1k views Asked by At

I have a (key, value) map where for each key I have a somewhat large list of heterogeneous lists (~max about 250 items). Each list is a mix of strings and numbers that I might want to iterate over. The key is a string. If I wanted to store such a list with thousands of such (key, value) pairs persistently for efficient retrieval what are the best options? If I use sqlite then I would need to create a table for each key and then map the lists to individual records in the database. Are there better and efficient options if the goal is fast retrieval of the list of lists for a particular key? Here is a short example. Say animals is a map of keys to list of lists. Sample data looks like this:

 animals = { 
    "Lion" : [["Siberian", 203, "Tanzania", 123.56], ["Russian", 321, "Timbktu", 23423.2]],
    "Tiger: [["White", 121, "Australia", 1211.1], ["Indian", 111, "India", 1241.5]]
  }

So I want to be able to persist this data structure and be able to quickly index by the name of an animal (always unique) and get the list of lists for the particular animal I care about.
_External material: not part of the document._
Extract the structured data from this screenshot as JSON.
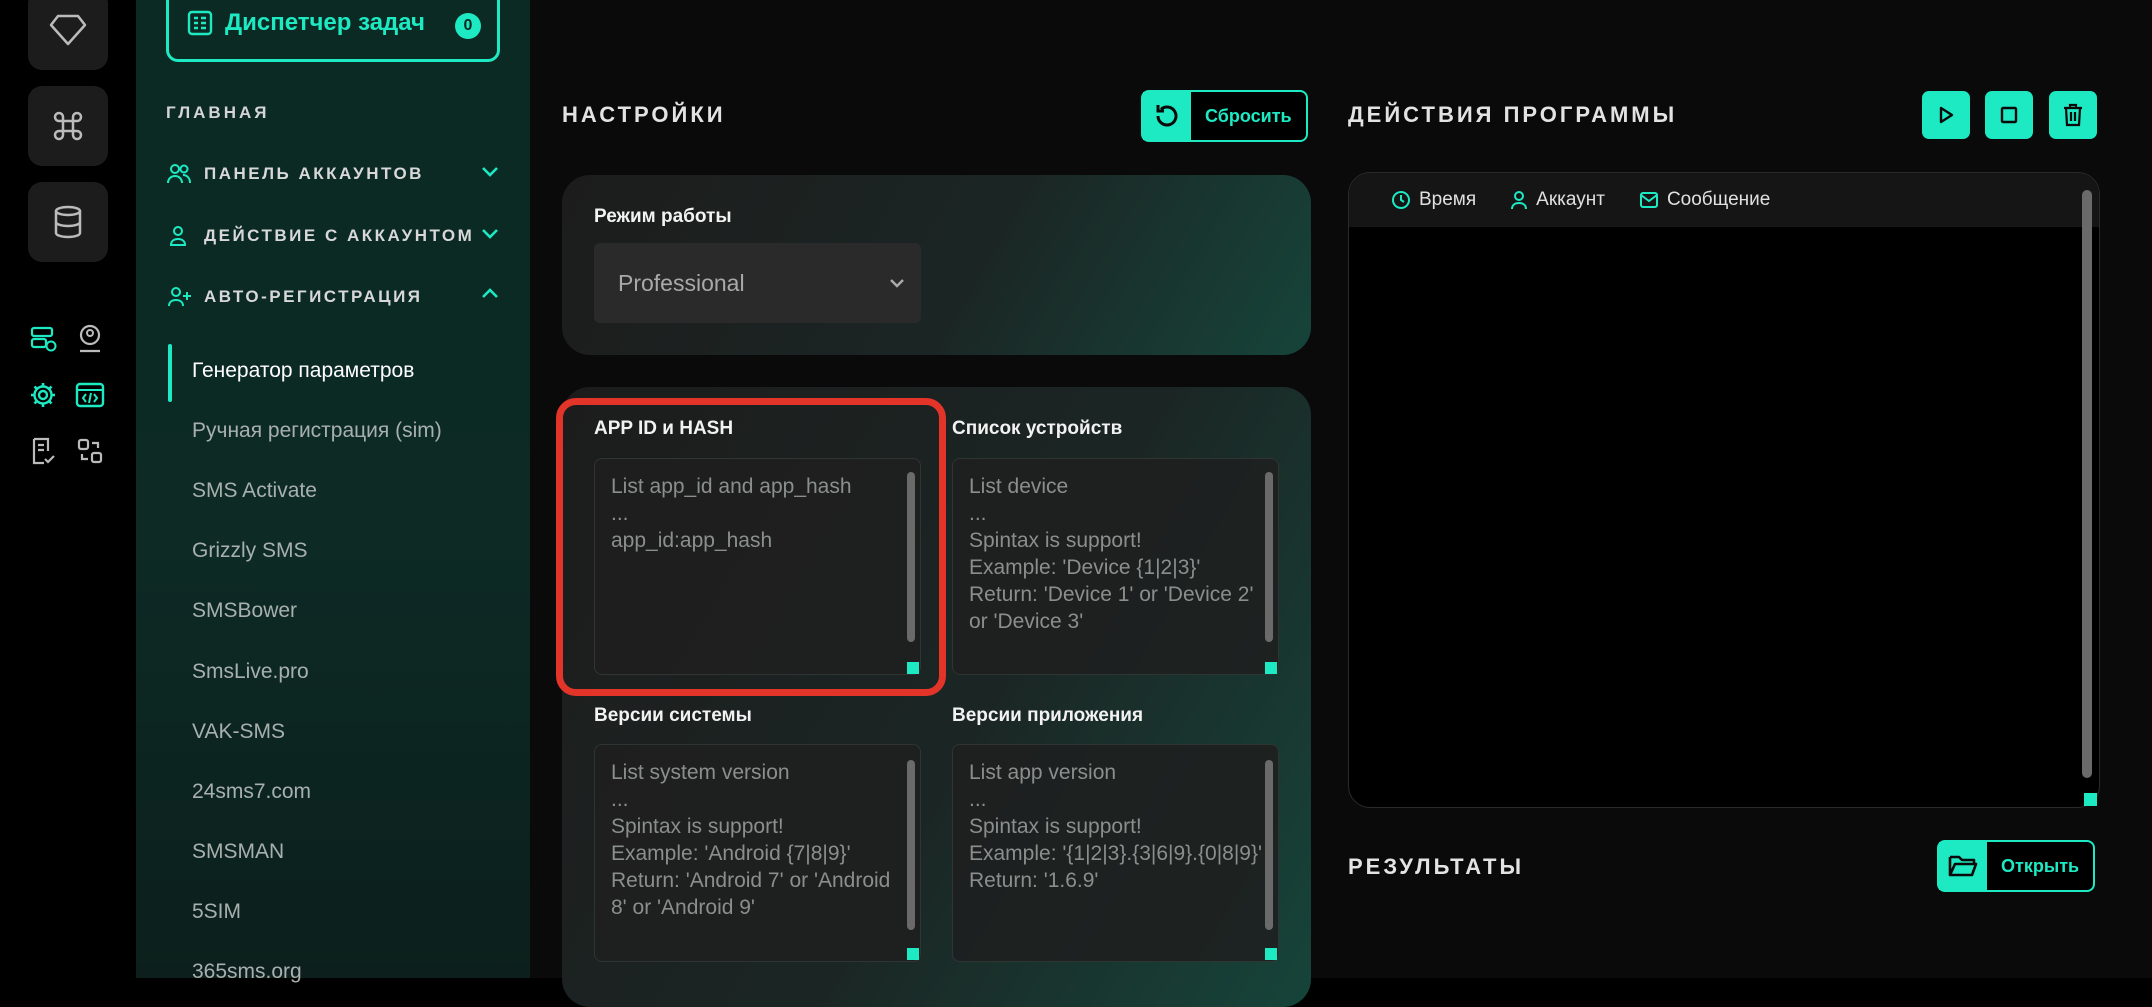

If the lists within each animal's info is of fixed length and fixed fields, can I exploit that feature somehow to improve efficiency?

3

There are 3 answers

7
Andrzej Pronobis On

I would suggest one of the fast JSON libraries. There are several speed comparisons online that suggest that JSON can be as fast or rather faster than pickle. Check this one for example: http://lvsl.github.io/2011/12/28/python-serialization-benchmark.html and https://blog.hartleybrody.com/python-serialize/

There are several JSON serialization alternatives, and again, there are some comparisons online, e.g. https://medium.com/@jyotiska/json-vs-simplejson-vs-ujson-a115a63a9e26

I would suggest looking into ujson, which seems to be really fast and has one big advantage over e.g. pickle, it's very easy to inspect the data as they are saved in a human readable format. On the other hand pickle will be a bit easier to use with custom types, although you can still define custom encoders for custom types for JSON. Overall, choose JSON if you care more about human readability, and pickle if what really matters is having a few lines of code less for custom types.

0
Ami Tavory On

As Blender states in the comment, pickle is a reasonable choice. Make sure not to use the original version, though, and instead use the C-based cPickle. Alternatively, consider dill.

0
Alexander On

Depending on your needs, you may want to consider REDIS which is an excellent key:value database solution. This tutorial provides a relatively quick introduction.